Le résultat ? Des sites web comme OpenAI (ChatGPT), la prestigieuse Real Academia Española (RAE), Twitch, et d'autres institutions espagnoles se retrouvent inaccessibles. Les utilisateurs légitimes sont pénalisés, et l'image de LaLiga ternie. Tebas, dans une récente interview, a minimisé la situation, qualifiant les plaintes de "fric-frac", une attitude qui ne fait qu'alimenter la controverse.

L'affaire Codely est révélatrice. Cette plateforme éducative et de Divertissement pour développeurs a été bloquée, entravant l'accès à des cours d'IA et de développement logiciel payants. Codely dénonce un blocage continu depuis février 2025, malgré les demandes répétées de Movistar pour lever les restrictions. Ils soulignent, avec justesse, que "personne n'est au-dessus de l'accès aux services pour lesquels les utilisateurs paient".

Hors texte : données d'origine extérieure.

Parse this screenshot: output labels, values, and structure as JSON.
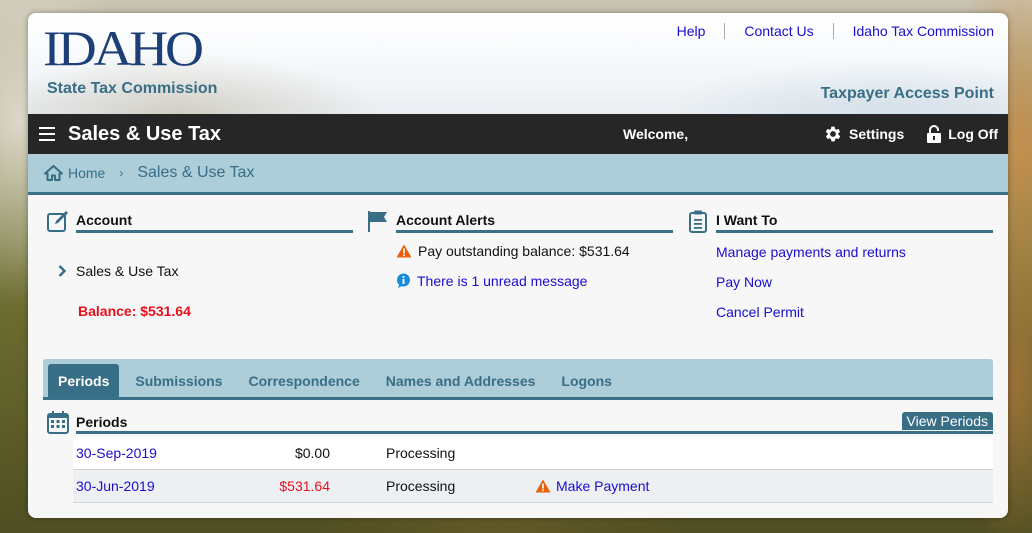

L'arrogance de LaLiga ne s'arrête pas là. L'organisation a déposé pas moins de 17 plaintes pénales contre Google, l'accusant de violation de la propriété intellectuelle et de blanchiment d'argent. Une stratégie agressive qui semble viser à intimider les géants de la technologie et à imposer sa loi sur Internet.

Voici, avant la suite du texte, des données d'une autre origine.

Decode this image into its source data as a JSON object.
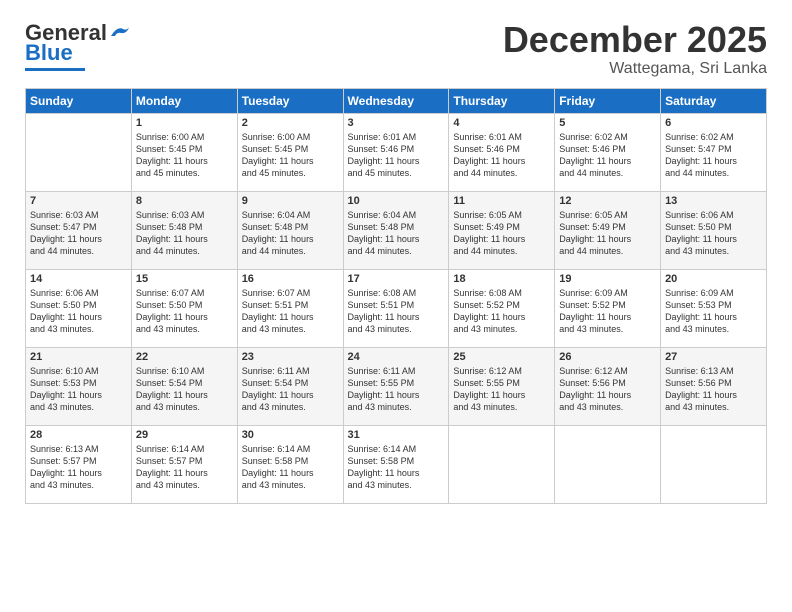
{
  "header": {
    "logo_general": "General",
    "logo_blue": "Blue",
    "month_title": "December 2025",
    "location": "Wattegama, Sri Lanka"
  },
  "calendar": {
    "days_of_week": [
      "Sunday",
      "Monday",
      "Tuesday",
      "Wednesday",
      "Thursday",
      "Friday",
      "Saturday"
    ],
    "weeks": [
      [
        {
          "day": "",
          "info": ""
        },
        {
          "day": "1",
          "info": "Sunrise: 6:00 AM\nSunset: 5:45 PM\nDaylight: 11 hours\nand 45 minutes."
        },
        {
          "day": "2",
          "info": "Sunrise: 6:00 AM\nSunset: 5:45 PM\nDaylight: 11 hours\nand 45 minutes."
        },
        {
          "day": "3",
          "info": "Sunrise: 6:01 AM\nSunset: 5:46 PM\nDaylight: 11 hours\nand 45 minutes."
        },
        {
          "day": "4",
          "info": "Sunrise: 6:01 AM\nSunset: 5:46 PM\nDaylight: 11 hours\nand 44 minutes."
        },
        {
          "day": "5",
          "info": "Sunrise: 6:02 AM\nSunset: 5:46 PM\nDaylight: 11 hours\nand 44 minutes."
        },
        {
          "day": "6",
          "info": "Sunrise: 6:02 AM\nSunset: 5:47 PM\nDaylight: 11 hours\nand 44 minutes."
        }
      ],
      [
        {
          "day": "7",
          "info": "Sunrise: 6:03 AM\nSunset: 5:47 PM\nDaylight: 11 hours\nand 44 minutes."
        },
        {
          "day": "8",
          "info": "Sunrise: 6:03 AM\nSunset: 5:48 PM\nDaylight: 11 hours\nand 44 minutes."
        },
        {
          "day": "9",
          "info": "Sunrise: 6:04 AM\nSunset: 5:48 PM\nDaylight: 11 hours\nand 44 minutes."
        },
        {
          "day": "10",
          "info": "Sunrise: 6:04 AM\nSunset: 5:48 PM\nDaylight: 11 hours\nand 44 minutes."
        },
        {
          "day": "11",
          "info": "Sunrise: 6:05 AM\nSunset: 5:49 PM\nDaylight: 11 hours\nand 44 minutes."
        },
        {
          "day": "12",
          "info": "Sunrise: 6:05 AM\nSunset: 5:49 PM\nDaylight: 11 hours\nand 44 minutes."
        },
        {
          "day": "13",
          "info": "Sunrise: 6:06 AM\nSunset: 5:50 PM\nDaylight: 11 hours\nand 43 minutes."
        }
      ],
      [
        {
          "day": "14",
          "info": "Sunrise: 6:06 AM\nSunset: 5:50 PM\nDaylight: 11 hours\nand 43 minutes."
        },
        {
          "day": "15",
          "info": "Sunrise: 6:07 AM\nSunset: 5:50 PM\nDaylight: 11 hours\nand 43 minutes."
        },
        {
          "day": "16",
          "info": "Sunrise: 6:07 AM\nSunset: 5:51 PM\nDaylight: 11 hours\nand 43 minutes."
        },
        {
          "day": "17",
          "info": "Sunrise: 6:08 AM\nSunset: 5:51 PM\nDaylight: 11 hours\nand 43 minutes."
        },
        {
          "day": "18",
          "info": "Sunrise: 6:08 AM\nSunset: 5:52 PM\nDaylight: 11 hours\nand 43 minutes."
        },
        {
          "day": "19",
          "info": "Sunrise: 6:09 AM\nSunset: 5:52 PM\nDaylight: 11 hours\nand 43 minutes."
        },
        {
          "day": "20",
          "info": "Sunrise: 6:09 AM\nSunset: 5:53 PM\nDaylight: 11 hours\nand 43 minutes."
        }
      ],
      [
        {
          "day": "21",
          "info": "Sunrise: 6:10 AM\nSunset: 5:53 PM\nDaylight: 11 hours\nand 43 minutes."
        },
        {
          "day": "22",
          "info": "Sunrise: 6:10 AM\nSunset: 5:54 PM\nDaylight: 11 hours\nand 43 minutes."
        },
        {
          "day": "23",
          "info": "Sunrise: 6:11 AM\nSunset: 5:54 PM\nDaylight: 11 hours\nand 43 minutes."
        },
        {
          "day": "24",
          "info": "Sunrise: 6:11 AM\nSunset: 5:55 PM\nDaylight: 11 hours\nand 43 minutes."
        },
        {
          "day": "25",
          "info": "Sunrise: 6:12 AM\nSunset: 5:55 PM\nDaylight: 11 hours\nand 43 minutes."
        },
        {
          "day": "26",
          "info": "Sunrise: 6:12 AM\nSunset: 5:56 PM\nDaylight: 11 hours\nand 43 minutes."
        },
        {
          "day": "27",
          "info": "Sunrise: 6:13 AM\nSunset: 5:56 PM\nDaylight: 11 hours\nand 43 minutes."
        }
      ],
      [
        {
          "day": "28",
          "info": "Sunrise: 6:13 AM\nSunset: 5:57 PM\nDaylight: 11 hours\nand 43 minutes."
        },
        {
          "day": "29",
          "info": "Sunrise: 6:14 AM\nSunset: 5:57 PM\nDaylight: 11 hours\nand 43 minutes."
        },
        {
          "day": "30",
          "info": "Sunrise: 6:14 AM\nSunset: 5:58 PM\nDaylight: 11 hours\nand 43 minutes."
        },
        {
          "day": "31",
          "info": "Sunrise: 6:14 AM\nSunset: 5:58 PM\nDaylight: 11 hours\nand 43 minutes."
        },
        {
          "day": "",
          "info": ""
        },
        {
          "day": "",
          "info": ""
        },
        {
          "day": "",
          "info": ""
        }
      ]
    ]
  }
}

Les critiques s'accumulent. De nombreuses organisations s'inquiètent de l'atteinte à la neutralité du réseau. Le blocage indiscriminé d'adresses IP, souvent maintenu activement par des opérateurs comme Movistar, crée un précédent dangereux. Même des services essentiels comme MadridSalud, ou des plateformes comme Steam (avec ses 130 millions d'utilisateurs actifs mensuels), ne sont pas à l'abri de ces blocages.

Codely pointe du doigt l'inefficacité de la démarche. Cloudflare, le service que la plateforme utilise, dispose déjà de mécanismes pour signaler les abus et éviter les blocages massifs. "Si LaLiga était une entité sérieuse respectant les règles d'Internet, cette situation n'existerait pas", affirment-ils.

Face à cette escalade, les utilisateurs se tournent vers des solutions de contournement, comme les VPN, pour accéder aux services bloqués. Quant au gouvernement espagnol, il semble vouloir éviter le débat, laissant LaLiga poursuivre sa politique controversée.

LaLiga, dans sa quête acharnée pour éradiquer la piraterie, risque de détruire plus qu'elle ne protège. L'heure est à la remise en question, avant que le chaos numérique ne s'installe définitivement.